La huella en Argentina: hacia una pedagogía de la realidad
En nuestro país, el pensamiento de Francisco resuena con una fuerza histórica. Su experiencia como educador en las aulas le ha permitido hablar un lenguaje que el docente argentino reconoce como propio. Su propuesta se aleja de las abstracciones para abrazar lo que él llama la "pedagogía de la realidad" que supone armonizar la cabeza, el corazón y las manos; pasar de la "cultura del descarte" a la "cultura del encuentro"; priorizar las periferias (geográficas y existenciales) y humanizar lo digital para que no reemplace el vínculo personal. El aporte de Francisco en este punto es vital: él propone que la escuela sea el lugar donde la brecha social se cierre a través del diálogo y no donde se profundice a través de la segregación.

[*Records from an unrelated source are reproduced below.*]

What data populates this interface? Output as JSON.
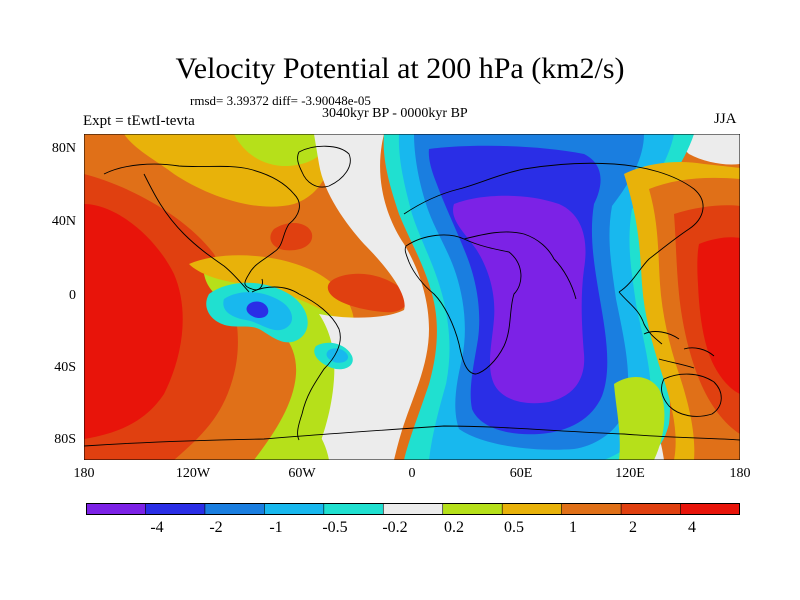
{
  "header": {
    "title": "Velocity Potential at 200 hPa (km2/s)",
    "stats": "rmsd= 3.39372 diff= -3.90048e-05",
    "subtitle": "3040kyr BP - 0000kyr BP",
    "experiment": "Expt = tEwtI-tevta",
    "season": "JJA"
  },
  "axes": {
    "lat_labels": [
      "80N",
      "40N",
      "0",
      "40S",
      "80S"
    ],
    "lon_labels": [
      "180",
      "120W",
      "60W",
      "0",
      "60E",
      "120E",
      "180"
    ]
  },
  "colorbar": {
    "labels": [
      "-4",
      "-2",
      "-1",
      "-0.5",
      "-0.2",
      "0.2",
      "0.5",
      "1",
      "2",
      "4"
    ],
    "colors": [
      "#7c22e6",
      "#2a2ee6",
      "#1a7ee0",
      "#18b8ee",
      "#20e0d0",
      "#ececec",
      "#b6e01a",
      "#e8b20a",
      "#e07018",
      "#e04010",
      "#e8140a"
    ]
  },
  "legend_ramp": {
    "purple": "#7c22e6",
    "blue": "#2a2ee6",
    "mid_blue": "#1a7ee0",
    "cyan": "#18b8ee",
    "teal": "#20e0d0",
    "white": "#ececec",
    "yellow_green": "#b6e01a",
    "gold": "#e8b20a",
    "orange": "#e07018",
    "red_orange": "#e04010",
    "red": "#e8140a"
  }
}
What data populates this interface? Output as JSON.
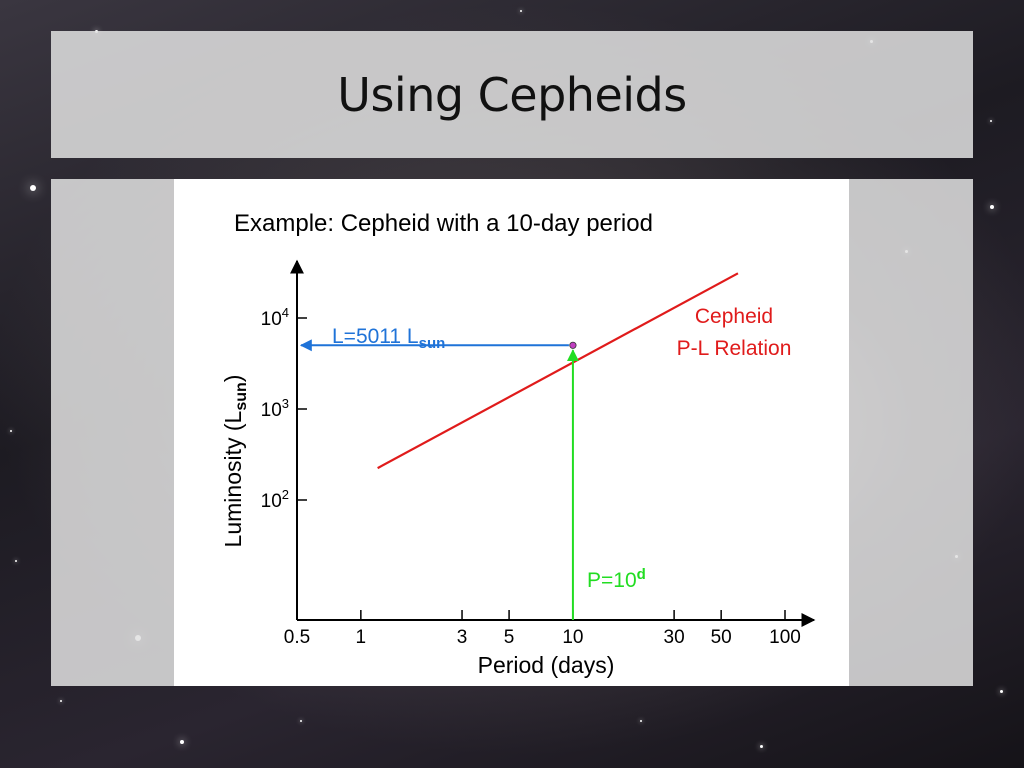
{
  "slide": {
    "title": "Using Cepheids"
  },
  "chart_data": {
    "type": "line",
    "title": "Example: Cepheid with a 10-day period",
    "xlabel": "Period (days)",
    "ylabel_main": "Luminosity (L",
    "ylabel_sub": "sun",
    "ylabel_close": ")",
    "x_scale": "log",
    "y_scale": "log",
    "xlim": [
      0.5,
      100
    ],
    "ylim": [
      10,
      10000
    ],
    "x_ticks": [
      {
        "value": 0.5,
        "label": "0.5"
      },
      {
        "value": 1,
        "label": "1"
      },
      {
        "value": 3,
        "label": "3"
      },
      {
        "value": 5,
        "label": "5"
      },
      {
        "value": 10,
        "label": "10"
      },
      {
        "value": 30,
        "label": "30"
      },
      {
        "value": 50,
        "label": "50"
      },
      {
        "value": 100,
        "label": "100"
      }
    ],
    "y_ticks": [
      {
        "value": 100,
        "base": "10",
        "exp": "2"
      },
      {
        "value": 1000,
        "base": "10",
        "exp": "3"
      },
      {
        "value": 10000,
        "base": "10",
        "exp": "4"
      }
    ],
    "series": [
      {
        "name": "Cepheid P-L Relation",
        "legend_line1": "Cepheid",
        "legend_line2": "P-L Relation",
        "color": "#e01b1b",
        "x": [
          1.2,
          60
        ],
        "y": [
          224,
          31000
        ]
      }
    ],
    "marker": {
      "x": 10,
      "y": 5011,
      "color": "#c040c0"
    },
    "annotations": {
      "luminosity": {
        "main": "L=5011 L",
        "sub": "sun",
        "color": "#1f73d8"
      },
      "period": {
        "main": "P=10",
        "sup": "d",
        "color": "#22dd22"
      }
    },
    "grid": false
  }
}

La escuela como laboratorio de paz
Para el papa Francisco, el aula debe ser un refugio contra la violencia y la polarización. En reiteradas ocasiones ha manifestado que la escuela debe enseñar a "gestionar los conflictos" sin negarlos, pero sin permitir que destruyan el vínculo social. "Educar no es solo transmitir conceptos; esto lo puede hacer una computadora. Educar es la pasión compartida por la verdad, por la belleza y por el bien", expresó en uno de sus discursos más citados sobre la formación docente.
Un legado en movimiento
A medida que avanzamos en esta década, el legado educativo de Francisco se consolida como una alternativa humanista frente a un mundo cada vez más automatizado. En Argentina, su llamado a reconstruir el pacto educativo invita a todos los sectores a sentarse a la misma mesa. El éxito de su propuesta no se medirá en estadísticas de exámenes internacionales, sino en la capacidad de las sociedades para formar seres humanos más compasivos, críticos y comprometidos con el bien común. Como él mismo solía despedirse de los estudiantes: "¡Hagan lío, pero un lío que organice, un lío que nazca del corazón!".
Es hora de poner en práctica todo su magisterio educativo, para que no sea solo el recuerdo de su primer aniversario.
* Mg. Juan Manuel Ribeiro, especialista en educación.